Having set ‘bonus depreciation’ on a path toward expiration at the end of 2019, Congress should take the next step and repeal the rest of accelerated depreciation, too. At a minimum, lawmakers should resist calls to expand these tax breaks by allowing for the immediate expensing of capital investments. Reinstate a strong corporate Alternative Minimum Tax that does the job it was originally designed to do.
“Facebook, Aetna and Exxon Mobil, among others, saved billions in taxes by giving options to top executives to buy stock in the future at a discount. The companies then get to deduct their huge payouts as a loss. Facebook used excess tax benefits from stock options to reduce its federal and state taxes by $5.78 billion from 2010 to 2015, the institute found. Individual industries have successfully lobbied for specific tax breaks that function as subsidies: for instance, drilling for gas and oil, building NASCAR racetracks or railroad tracks, roasting coffee, undertaking certain kinds of research, producing ethanol or making movies (which saved the Walt Disney Company $1.48 billion over eight years, the report says).
“Companies take advantage of an array of tax loopholes and aggressive strategies that enable them to legally avoid paying what they owe. The NY Times did a good story on how billion-dollar companies pay no taxes. We’d all be advised to at least skim it.” Thanks Steve!
Blockchain in the credit reporting arena
Regarding the potential for blockchain to change consumer financial services, Jeremy Potter wrote, “American Banker published an article that implied blockchain could upend the traditional credit bureau. The idea, at least from what I can see, would be a new system that does a better job rating creditworthiness and secures information. Unfortunately, it’s not that easy.

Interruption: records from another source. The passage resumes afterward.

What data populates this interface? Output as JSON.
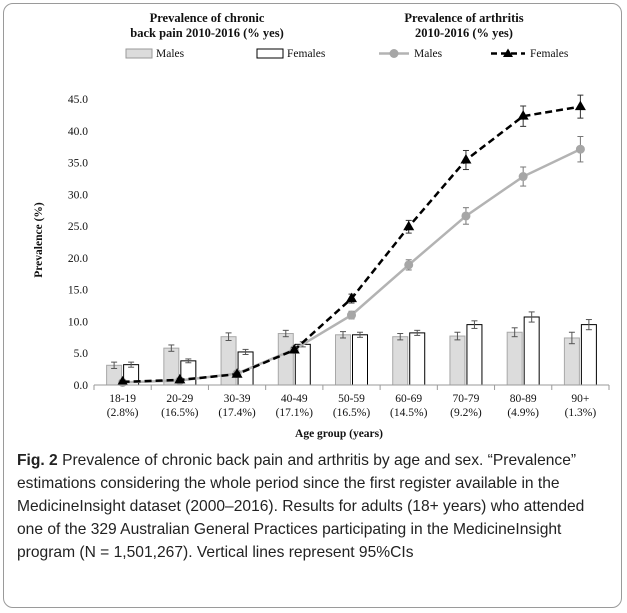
{
  "chart_data": {
    "type": "bar+line",
    "panel_titles": {
      "back_pain": [
        "Prevalence of chronic",
        "back pain 2010-2016 (% yes)"
      ],
      "arthritis": [
        "Prevalence of arthritis",
        "2010-2016 (% yes)"
      ]
    },
    "legend": {
      "bar_males": "Males",
      "bar_females": "Females",
      "line_males": "Males",
      "line_females": "Females",
      "placement": "top"
    },
    "categories": [
      "18-19",
      "20-29",
      "30-39",
      "40-49",
      "50-59",
      "60-69",
      "70-79",
      "80-89",
      "90+"
    ],
    "category_percentages": [
      "(2.8%)",
      "(16.5%)",
      "(17.4%)",
      "(17.1%)",
      "(16.5%)",
      "(14.5%)",
      "(9.2%)",
      "(4.9%)",
      "(1.3%)"
    ],
    "xlabel": "Age group (years)",
    "ylabel": "Prevalence (%)",
    "ylim": [
      0,
      45
    ],
    "yticks": [
      "0.0",
      "5.0",
      "10.0",
      "15.0",
      "20.0",
      "25.0",
      "30.0",
      "35.0",
      "40.0",
      "45.0"
    ],
    "grid": false,
    "series": [
      {
        "name": "Males",
        "kind": "bar",
        "panel": "chronic back pain",
        "color": "#dcdcdc",
        "values": [
          3.1,
          5.8,
          7.6,
          8.1,
          7.9,
          7.6,
          7.7,
          8.3,
          7.4
        ],
        "error": [
          0.5,
          0.5,
          0.6,
          0.5,
          0.5,
          0.5,
          0.6,
          0.7,
          0.9
        ]
      },
      {
        "name": "Females",
        "kind": "bar",
        "panel": "chronic back pain",
        "color": "#ffffff",
        "values": [
          3.2,
          3.8,
          5.2,
          6.4,
          7.9,
          8.2,
          9.5,
          10.7,
          9.5
        ],
        "error": [
          0.4,
          0.3,
          0.4,
          0.4,
          0.4,
          0.4,
          0.6,
          0.8,
          0.8
        ]
      },
      {
        "name": "Males",
        "kind": "line",
        "panel": "arthritis",
        "color": "#b3b3b3",
        "marker": "circle",
        "values": [
          0.4,
          0.7,
          1.8,
          5.6,
          11.0,
          18.9,
          26.6,
          32.8,
          37.1
        ],
        "error": [
          0.2,
          0.2,
          0.3,
          0.4,
          0.6,
          0.8,
          1.3,
          1.5,
          2.0
        ]
      },
      {
        "name": "Females",
        "kind": "line",
        "panel": "arthritis",
        "color": "#000000",
        "marker": "triangle",
        "dashed": true,
        "values": [
          0.5,
          0.8,
          1.7,
          5.5,
          13.6,
          24.9,
          35.4,
          42.3,
          43.8
        ],
        "error": [
          0.2,
          0.2,
          0.3,
          0.4,
          0.7,
          1.0,
          1.5,
          1.6,
          1.8
        ]
      }
    ]
  },
  "caption": {
    "label": "Fig. 2",
    "text": " Prevalence of chronic back pain and arthritis by age and sex. “Prevalence” estimations considering the whole period since the first register available in the MedicineInsight dataset (2000–2016). Results for adults (18+ years) who attended one of the 329 Australian General Practices participating in the MedicineInsight program (N = 1,501,267). Vertical lines represent 95%CIs"
  }
}
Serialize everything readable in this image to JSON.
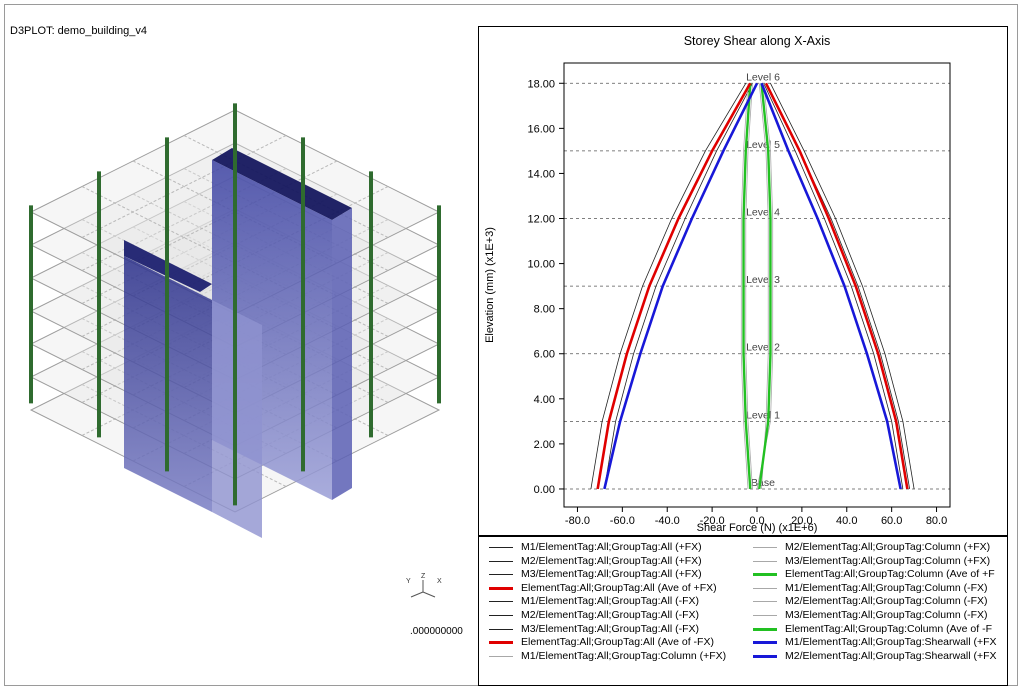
{
  "left_view": {
    "title": "D3PLOT: demo_building_v4",
    "triad": {
      "y": "Y",
      "z": "Z",
      "x": "X"
    },
    "time_readout": ".000000000"
  },
  "chart_data": {
    "type": "line",
    "title": "Storey Shear along X-Axis",
    "xlabel": "Shear Force (N) (x1E+6)",
    "ylabel": "Elevation (mm) (x1E+3)",
    "xlim": [
      -86,
      86
    ],
    "ylim": [
      -0.8,
      18.9
    ],
    "x_ticks": [
      -80,
      -60,
      -40,
      -20,
      0,
      20,
      40,
      60,
      80
    ],
    "x_tick_labels": [
      "-80.0",
      "-60.0",
      "-40.0",
      "-20.0",
      "0.0",
      "20.0",
      "40.0",
      "60.0",
      "80.0"
    ],
    "y_ticks": [
      0,
      2,
      4,
      6,
      8,
      10,
      12,
      14,
      16,
      18
    ],
    "y_tick_labels": [
      "0.00",
      "2.00",
      "4.00",
      "6.00",
      "8.00",
      "10.00",
      "12.00",
      "14.00",
      "16.00",
      "18.00"
    ],
    "grid": false,
    "legend_placement": "bottom",
    "levels": [
      {
        "label": "Base",
        "elevation": 0
      },
      {
        "label": "Level 1",
        "elevation": 3
      },
      {
        "label": "Level 2",
        "elevation": 6
      },
      {
        "label": "Level 3",
        "elevation": 9
      },
      {
        "label": "Level 4",
        "elevation": 12
      },
      {
        "label": "Level 5",
        "elevation": 15
      },
      {
        "label": "Level 6",
        "elevation": 18
      }
    ],
    "elevations": [
      0,
      3,
      6,
      9,
      12,
      15,
      18
    ],
    "series": [
      {
        "name": "M1/ElementTag:All;GroupTag:All (+FX)",
        "color": "#222222",
        "width": 0.8,
        "x": [
          -71,
          -66,
          -58,
          -48,
          -35,
          -20,
          -3
        ]
      },
      {
        "name": "M2/ElementTag:All;GroupTag:All (+FX)",
        "color": "#222222",
        "width": 0.8,
        "x": [
          -68,
          -63,
          -55,
          -45,
          -32,
          -18,
          -2
        ]
      },
      {
        "name": "M3/ElementTag:All;GroupTag:All (+FX)",
        "color": "#222222",
        "width": 0.8,
        "x": [
          -74,
          -69,
          -61,
          -51,
          -38,
          -23,
          -5
        ]
      },
      {
        "name": "ElementTag:All;GroupTag:All (Ave of +FX)",
        "color": "#e00000",
        "width": 2.6,
        "x": [
          -71,
          -66,
          -58,
          -48,
          -35,
          -20,
          -3
        ]
      },
      {
        "name": "M1/ElementTag:All;GroupTag:All (-FX)",
        "color": "#222222",
        "width": 0.8,
        "x": [
          68,
          63,
          55,
          45,
          33,
          19,
          4
        ]
      },
      {
        "name": "M2/ElementTag:All;GroupTag:All (-FX)",
        "color": "#222222",
        "width": 0.8,
        "x": [
          65,
          60,
          52,
          42,
          30,
          17,
          3
        ]
      },
      {
        "name": "M3/ElementTag:All;GroupTag:All (-FX)",
        "color": "#222222",
        "width": 0.8,
        "x": [
          70,
          65,
          57,
          47,
          35,
          21,
          6
        ]
      },
      {
        "name": "ElementTag:All;GroupTag:All (Ave of -FX)",
        "color": "#e00000",
        "width": 2.6,
        "x": [
          67,
          62,
          54,
          44,
          32,
          19,
          4
        ]
      },
      {
        "name": "M1/ElementTag:All;GroupTag:Column (+FX)",
        "color": "#a8a8a8",
        "width": 0.8,
        "x": [
          -3,
          -5,
          -6,
          -6,
          -6,
          -5,
          -3
        ]
      },
      {
        "name": "M2/ElementTag:All;GroupTag:Column (+FX)",
        "color": "#a8a8a8",
        "width": 0.8,
        "x": [
          -2,
          -4,
          -5,
          -5,
          -5,
          -4,
          -2
        ]
      },
      {
        "name": "M3/ElementTag:All;GroupTag:Column (+FX)",
        "color": "#a8a8a8",
        "width": 0.8,
        "x": [
          -4,
          -6,
          -7,
          -7,
          -7,
          -6,
          -4
        ]
      },
      {
        "name": "ElementTag:All;GroupTag:Column (Ave of +F",
        "color": "#22c022",
        "width": 2.4,
        "x": [
          -3,
          -5,
          -6,
          -6,
          -6,
          -5,
          -3
        ]
      },
      {
        "name": "M1/ElementTag:All;GroupTag:Column (-FX)",
        "color": "#a8a8a8",
        "width": 0.8,
        "x": [
          1,
          5,
          6,
          6,
          6,
          5,
          2
        ]
      },
      {
        "name": "M2/ElementTag:All;GroupTag:Column (-FX)",
        "color": "#a8a8a8",
        "width": 0.8,
        "x": [
          2,
          4,
          5,
          5,
          5,
          4,
          1
        ]
      },
      {
        "name": "M3/ElementTag:All;GroupTag:Column (-FX)",
        "color": "#a8a8a8",
        "width": 0.8,
        "x": [
          0,
          6,
          7,
          7,
          7,
          6,
          3
        ]
      },
      {
        "name": "ElementTag:All;GroupTag:Column (Ave of -F",
        "color": "#22c022",
        "width": 2.4,
        "x": [
          1,
          5,
          6,
          6,
          6,
          5,
          2
        ]
      },
      {
        "name": "M1/ElementTag:All;GroupTag:Shearwall (+FX",
        "color": "#1818d8",
        "width": 2.6,
        "x": [
          -68,
          -61,
          -52,
          -42,
          -29,
          -15,
          0
        ]
      },
      {
        "name": "M2/ElementTag:All;GroupTag:Shearwall (+FX",
        "color": "#1818d8",
        "width": 2.6,
        "x": [
          64,
          58,
          49,
          39,
          27,
          14,
          2
        ]
      }
    ]
  }
}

“For instance, ‘I would not believe for one second that the big three players in the U.S. are going to let some startup blockchain company take their franchise away from them,’ said Steve Ely, CEO of the alternative credit bureau eCredable. ‘There’s way too much money at stake for them to allow that to happen. As much as they compete with each other, they’re also smart enough to know that they do have the goose that lays the golden eggs every year.’

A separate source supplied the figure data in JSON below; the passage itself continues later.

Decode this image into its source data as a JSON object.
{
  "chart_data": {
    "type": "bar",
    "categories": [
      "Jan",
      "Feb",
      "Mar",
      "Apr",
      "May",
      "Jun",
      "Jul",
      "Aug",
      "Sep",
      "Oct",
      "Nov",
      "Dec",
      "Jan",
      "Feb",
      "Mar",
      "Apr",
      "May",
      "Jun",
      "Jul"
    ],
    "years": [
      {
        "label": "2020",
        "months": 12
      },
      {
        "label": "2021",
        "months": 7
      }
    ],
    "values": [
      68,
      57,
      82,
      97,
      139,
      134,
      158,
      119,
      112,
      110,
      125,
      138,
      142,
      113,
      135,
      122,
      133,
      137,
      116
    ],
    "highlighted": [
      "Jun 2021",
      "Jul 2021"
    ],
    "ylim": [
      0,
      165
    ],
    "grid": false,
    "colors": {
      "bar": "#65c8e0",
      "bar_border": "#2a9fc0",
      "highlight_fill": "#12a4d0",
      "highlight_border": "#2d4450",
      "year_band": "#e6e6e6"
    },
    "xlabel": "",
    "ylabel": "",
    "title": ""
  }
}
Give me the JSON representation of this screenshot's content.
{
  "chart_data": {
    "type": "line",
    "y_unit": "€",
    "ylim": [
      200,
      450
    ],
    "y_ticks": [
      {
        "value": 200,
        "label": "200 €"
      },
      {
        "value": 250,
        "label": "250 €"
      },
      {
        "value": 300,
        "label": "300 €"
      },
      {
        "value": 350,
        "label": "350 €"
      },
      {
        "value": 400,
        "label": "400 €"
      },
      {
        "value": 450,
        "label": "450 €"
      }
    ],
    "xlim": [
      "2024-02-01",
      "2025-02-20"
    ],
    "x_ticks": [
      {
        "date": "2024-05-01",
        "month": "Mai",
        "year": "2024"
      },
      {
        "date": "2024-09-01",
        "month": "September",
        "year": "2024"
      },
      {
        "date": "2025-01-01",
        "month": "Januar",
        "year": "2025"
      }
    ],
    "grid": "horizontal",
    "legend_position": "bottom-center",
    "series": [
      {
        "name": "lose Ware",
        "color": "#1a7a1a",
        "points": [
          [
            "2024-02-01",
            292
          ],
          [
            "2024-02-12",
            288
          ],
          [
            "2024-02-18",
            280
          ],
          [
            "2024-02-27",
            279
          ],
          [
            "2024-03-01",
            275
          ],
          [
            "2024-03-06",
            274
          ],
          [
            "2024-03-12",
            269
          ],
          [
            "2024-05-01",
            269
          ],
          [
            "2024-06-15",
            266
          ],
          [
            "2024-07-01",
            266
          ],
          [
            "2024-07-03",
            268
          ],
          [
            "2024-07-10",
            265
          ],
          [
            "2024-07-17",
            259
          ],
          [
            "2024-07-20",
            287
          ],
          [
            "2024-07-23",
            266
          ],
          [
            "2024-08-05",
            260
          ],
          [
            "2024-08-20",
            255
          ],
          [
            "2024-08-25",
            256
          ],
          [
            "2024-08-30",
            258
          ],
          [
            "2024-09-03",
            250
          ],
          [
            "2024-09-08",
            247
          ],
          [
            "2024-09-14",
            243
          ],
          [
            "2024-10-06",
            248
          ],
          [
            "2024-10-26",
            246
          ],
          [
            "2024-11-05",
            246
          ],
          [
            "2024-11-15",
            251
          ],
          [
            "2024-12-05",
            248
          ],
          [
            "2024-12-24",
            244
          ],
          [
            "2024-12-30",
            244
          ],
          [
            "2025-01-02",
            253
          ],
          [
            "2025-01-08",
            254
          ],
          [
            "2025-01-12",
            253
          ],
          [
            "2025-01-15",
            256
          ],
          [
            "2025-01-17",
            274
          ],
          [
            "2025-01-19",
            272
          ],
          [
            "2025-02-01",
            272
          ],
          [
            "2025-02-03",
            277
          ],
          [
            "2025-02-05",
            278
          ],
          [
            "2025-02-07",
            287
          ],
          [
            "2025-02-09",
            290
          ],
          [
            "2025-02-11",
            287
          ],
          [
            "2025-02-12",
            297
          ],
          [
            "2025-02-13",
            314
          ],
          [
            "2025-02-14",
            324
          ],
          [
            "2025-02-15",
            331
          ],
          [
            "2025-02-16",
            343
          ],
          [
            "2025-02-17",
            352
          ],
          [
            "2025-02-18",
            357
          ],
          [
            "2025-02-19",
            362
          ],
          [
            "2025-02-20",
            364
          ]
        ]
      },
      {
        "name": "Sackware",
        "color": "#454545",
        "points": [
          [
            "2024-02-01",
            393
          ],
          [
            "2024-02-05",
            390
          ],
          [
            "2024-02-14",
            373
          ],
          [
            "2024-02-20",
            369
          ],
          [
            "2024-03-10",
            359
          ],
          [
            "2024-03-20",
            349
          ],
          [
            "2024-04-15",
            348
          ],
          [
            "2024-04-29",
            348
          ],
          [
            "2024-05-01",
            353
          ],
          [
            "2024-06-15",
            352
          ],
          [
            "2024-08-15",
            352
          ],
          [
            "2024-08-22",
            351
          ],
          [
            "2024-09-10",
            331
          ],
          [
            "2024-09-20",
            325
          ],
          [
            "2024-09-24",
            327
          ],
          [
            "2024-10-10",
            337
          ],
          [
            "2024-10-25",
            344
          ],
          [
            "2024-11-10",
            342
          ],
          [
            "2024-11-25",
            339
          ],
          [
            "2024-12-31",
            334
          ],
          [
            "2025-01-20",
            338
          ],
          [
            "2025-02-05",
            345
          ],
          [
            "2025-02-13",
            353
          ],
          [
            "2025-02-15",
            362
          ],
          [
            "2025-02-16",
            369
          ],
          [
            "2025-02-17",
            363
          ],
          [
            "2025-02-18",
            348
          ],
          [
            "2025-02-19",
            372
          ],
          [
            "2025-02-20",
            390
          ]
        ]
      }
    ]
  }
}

“This is the catch, right? On one hand, we’re all suspicious of the traditional credit models. Lenders want to know the models account for student debt, medical debt and alternative sources of repayment. On the other hand, blockchain remains an unproven technology. The real estate finance industry is looking for an application of blockchain but it’s an old school industry. So, there are still experts on both sides banking on the success or failure of blockchain (pun intended). What do you think? Will the Equifax breach threaten the entire credit bureau model? Is blockchain technology a threat or solution to the traditional credit bureau model?”

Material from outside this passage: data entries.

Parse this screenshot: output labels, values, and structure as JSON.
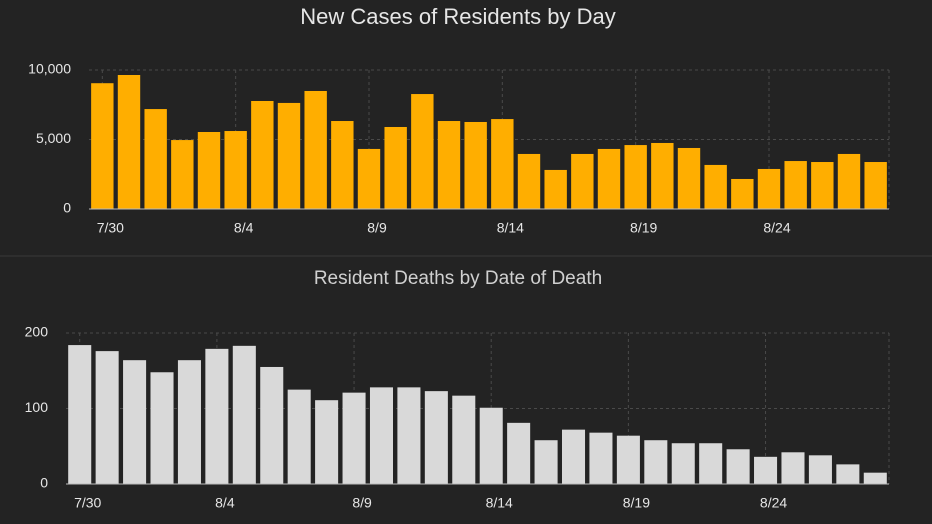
{
  "chart_data": [
    {
      "type": "bar",
      "title": "New Cases of Residents by Day",
      "categories": [
        "7/30",
        null,
        null,
        null,
        null,
        "8/4",
        null,
        null,
        null,
        null,
        "8/9",
        null,
        null,
        null,
        null,
        "8/14",
        null,
        null,
        null,
        null,
        "8/19",
        null,
        null,
        null,
        null,
        "8/24",
        null,
        null,
        null,
        null
      ],
      "values": [
        9050,
        9640,
        7190,
        4960,
        5540,
        5610,
        7770,
        7630,
        8490,
        6330,
        4320,
        5900,
        8270,
        6330,
        6260,
        6470,
        3960,
        2810,
        3960,
        4320,
        4600,
        4750,
        4390,
        3170,
        2160,
        2880,
        3450,
        3380,
        3960,
        3380
      ],
      "color": "#ffae00",
      "ylim": [
        0,
        10000
      ],
      "yticks": [
        0,
        {
          "value": 5000,
          "label": "5,000"
        },
        {
          "value": 10000,
          "label": "10,000"
        }
      ],
      "grid": true
    },
    {
      "type": "bar",
      "title": "Resident Deaths by Date of Death",
      "categories": [
        "7/30",
        null,
        null,
        null,
        null,
        "8/4",
        null,
        null,
        null,
        null,
        "8/9",
        null,
        null,
        null,
        null,
        "8/14",
        null,
        null,
        null,
        null,
        "8/19",
        null,
        null,
        null,
        null,
        "8/24",
        null,
        null,
        null,
        null
      ],
      "values": [
        184,
        176,
        164,
        148,
        164,
        179,
        183,
        155,
        125,
        111,
        121,
        128,
        128,
        123,
        117,
        101,
        81,
        58,
        72,
        68,
        64,
        58,
        54,
        54,
        46,
        36,
        42,
        38,
        26,
        15
      ],
      "color": "#d9d9d9",
      "ylim": [
        0,
        200
      ],
      "yticks": [
        0,
        100,
        200
      ],
      "grid": true
    }
  ]
}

The Anthem Veterans Memorial, located in Anthem, Arizona, is a monument dedicated to honoring the service and sacrifice of the United States armed forces. Once a year at 11:11 am the sun shines perfectly on this Memorial. At precisely 11:11 a.m. each Veterans Day (today, Nov. 11), the sun’s rays pass through the ellipses of the five Armed Services pillars to form a perfect solar spotlight over a mosaic of The Great Seal of the United States.